Earlier in the week FERC Chairman Jon Wellinghoff and Commissioner John Norris traveled to Portland, OR, for the fourth coordination hearing. With air quality regulations changing, reduced coal generation and the upswing in domestic natural gas supplies, a “much different fuel mix” is forming, Wellinghof said.

“With that said, I want to also indicate that this doesn’t mean that FERC is looking to do something here. Maybe there are issues we can help with, but we certainly don’t want to intrude [on states and the industry] where that would be unnecessary. We are just here to learn and find out what the interface between the gas and electric systems is and if there is any potential future role for us.”

Industry representatives underscored the point that gas-electric coordination is particularly important in the West because of the large amounts of large-scale solar and wind power projects are now online, which has added stress to the grid. FERC estimates that 42% of the West’s generation capacity will be gas-fired, and nearly 60% of the capacity being added in California is gas-fired. The conclusion is that a “significant” portion of new generating capacity installed in the next 10 years will use natural gas as its primary fuel.

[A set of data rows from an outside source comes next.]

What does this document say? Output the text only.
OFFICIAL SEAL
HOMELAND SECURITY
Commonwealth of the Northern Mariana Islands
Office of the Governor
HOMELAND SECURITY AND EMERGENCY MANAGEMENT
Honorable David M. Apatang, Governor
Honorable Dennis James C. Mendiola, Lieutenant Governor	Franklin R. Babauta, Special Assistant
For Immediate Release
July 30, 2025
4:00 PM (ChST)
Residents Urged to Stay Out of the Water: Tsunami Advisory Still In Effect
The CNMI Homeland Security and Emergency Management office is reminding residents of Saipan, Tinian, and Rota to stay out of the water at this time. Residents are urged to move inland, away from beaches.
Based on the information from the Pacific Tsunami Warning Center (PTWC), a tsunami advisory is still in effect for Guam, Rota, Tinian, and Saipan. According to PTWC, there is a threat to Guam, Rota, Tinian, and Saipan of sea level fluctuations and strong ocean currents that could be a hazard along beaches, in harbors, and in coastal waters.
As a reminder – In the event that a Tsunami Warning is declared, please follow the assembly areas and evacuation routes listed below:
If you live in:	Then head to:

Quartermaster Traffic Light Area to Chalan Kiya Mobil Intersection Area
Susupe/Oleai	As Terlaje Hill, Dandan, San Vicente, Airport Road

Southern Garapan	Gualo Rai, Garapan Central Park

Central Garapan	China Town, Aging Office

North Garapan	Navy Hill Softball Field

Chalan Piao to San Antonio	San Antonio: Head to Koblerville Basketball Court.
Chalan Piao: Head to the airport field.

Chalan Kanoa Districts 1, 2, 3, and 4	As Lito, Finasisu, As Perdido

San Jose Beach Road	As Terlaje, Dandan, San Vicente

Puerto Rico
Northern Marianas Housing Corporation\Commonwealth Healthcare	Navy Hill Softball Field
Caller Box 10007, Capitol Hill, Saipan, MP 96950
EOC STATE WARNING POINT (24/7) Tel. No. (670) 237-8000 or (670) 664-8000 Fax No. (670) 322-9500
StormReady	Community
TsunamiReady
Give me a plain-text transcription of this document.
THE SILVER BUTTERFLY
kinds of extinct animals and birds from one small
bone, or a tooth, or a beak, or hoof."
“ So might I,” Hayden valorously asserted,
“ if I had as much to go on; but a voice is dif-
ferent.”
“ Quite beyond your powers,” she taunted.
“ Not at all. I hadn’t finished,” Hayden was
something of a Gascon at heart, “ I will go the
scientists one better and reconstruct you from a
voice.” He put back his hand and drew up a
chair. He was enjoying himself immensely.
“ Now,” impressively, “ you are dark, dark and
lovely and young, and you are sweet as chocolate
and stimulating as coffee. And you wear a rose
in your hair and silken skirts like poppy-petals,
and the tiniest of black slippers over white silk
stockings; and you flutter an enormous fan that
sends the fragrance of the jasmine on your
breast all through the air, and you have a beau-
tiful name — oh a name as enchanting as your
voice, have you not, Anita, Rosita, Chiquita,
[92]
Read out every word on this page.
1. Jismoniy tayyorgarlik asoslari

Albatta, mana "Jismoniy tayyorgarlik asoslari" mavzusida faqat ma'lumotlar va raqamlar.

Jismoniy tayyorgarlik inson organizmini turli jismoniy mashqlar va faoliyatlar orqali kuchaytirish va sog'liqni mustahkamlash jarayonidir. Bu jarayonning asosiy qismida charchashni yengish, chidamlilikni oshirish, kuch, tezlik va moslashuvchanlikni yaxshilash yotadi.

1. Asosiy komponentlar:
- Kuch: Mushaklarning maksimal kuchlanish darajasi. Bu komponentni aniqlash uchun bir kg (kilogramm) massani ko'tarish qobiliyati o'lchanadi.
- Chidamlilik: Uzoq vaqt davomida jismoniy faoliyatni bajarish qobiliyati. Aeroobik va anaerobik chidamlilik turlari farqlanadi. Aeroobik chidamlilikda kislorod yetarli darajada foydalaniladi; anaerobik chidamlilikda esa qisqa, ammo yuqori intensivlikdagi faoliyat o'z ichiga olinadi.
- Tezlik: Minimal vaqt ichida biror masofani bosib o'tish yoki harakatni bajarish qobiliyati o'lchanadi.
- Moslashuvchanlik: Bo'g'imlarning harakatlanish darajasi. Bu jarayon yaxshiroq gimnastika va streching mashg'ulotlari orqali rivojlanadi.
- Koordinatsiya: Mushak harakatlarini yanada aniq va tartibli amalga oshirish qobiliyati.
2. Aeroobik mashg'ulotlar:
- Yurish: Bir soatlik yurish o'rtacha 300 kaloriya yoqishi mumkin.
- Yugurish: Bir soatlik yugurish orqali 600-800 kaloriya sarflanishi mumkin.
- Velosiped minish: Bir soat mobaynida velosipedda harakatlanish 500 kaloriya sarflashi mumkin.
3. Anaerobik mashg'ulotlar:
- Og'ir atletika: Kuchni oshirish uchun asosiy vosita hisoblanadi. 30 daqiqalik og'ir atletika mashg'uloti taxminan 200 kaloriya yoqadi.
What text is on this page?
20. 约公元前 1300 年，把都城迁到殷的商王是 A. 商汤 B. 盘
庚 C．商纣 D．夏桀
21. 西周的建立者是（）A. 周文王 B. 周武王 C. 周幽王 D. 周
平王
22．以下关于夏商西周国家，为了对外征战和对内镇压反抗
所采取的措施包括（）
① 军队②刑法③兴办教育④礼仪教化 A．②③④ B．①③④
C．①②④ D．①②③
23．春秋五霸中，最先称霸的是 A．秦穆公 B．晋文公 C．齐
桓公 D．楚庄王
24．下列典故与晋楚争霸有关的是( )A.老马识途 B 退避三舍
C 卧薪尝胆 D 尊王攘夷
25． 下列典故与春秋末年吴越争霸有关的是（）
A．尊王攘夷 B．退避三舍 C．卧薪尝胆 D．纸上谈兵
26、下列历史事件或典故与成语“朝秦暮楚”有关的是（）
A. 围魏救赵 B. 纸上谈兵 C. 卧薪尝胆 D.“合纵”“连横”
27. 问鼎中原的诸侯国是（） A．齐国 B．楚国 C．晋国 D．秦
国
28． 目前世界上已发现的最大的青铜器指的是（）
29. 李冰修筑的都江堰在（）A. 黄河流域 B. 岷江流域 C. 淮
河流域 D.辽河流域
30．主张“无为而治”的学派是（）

But how do the gas and electric systems accommodate this growth? Procuring pipeline capacity and storage remain key, according to the attendees. The outcome may depend on how diverse (or consistent) are nominations, scheduling and commitment practices across the region, as well as how the region’s utilities and generators manage the mismatch between the scheduling and commitment timelines on the electric side in local time and national standard pipeline practices.

Arizona Public Service Co. (APS) representative Justin Thompson said more than half of APS’s generation capacity is gas-fired, burning about 46 Bcf annually, but that is expected to grow substantially by 2020, when it hits a forecasted 104 Bcf. “We expect to more than double the gas burn for power during the next six or seven years,” he said. “That will add to the volatility of the gas burn for us.”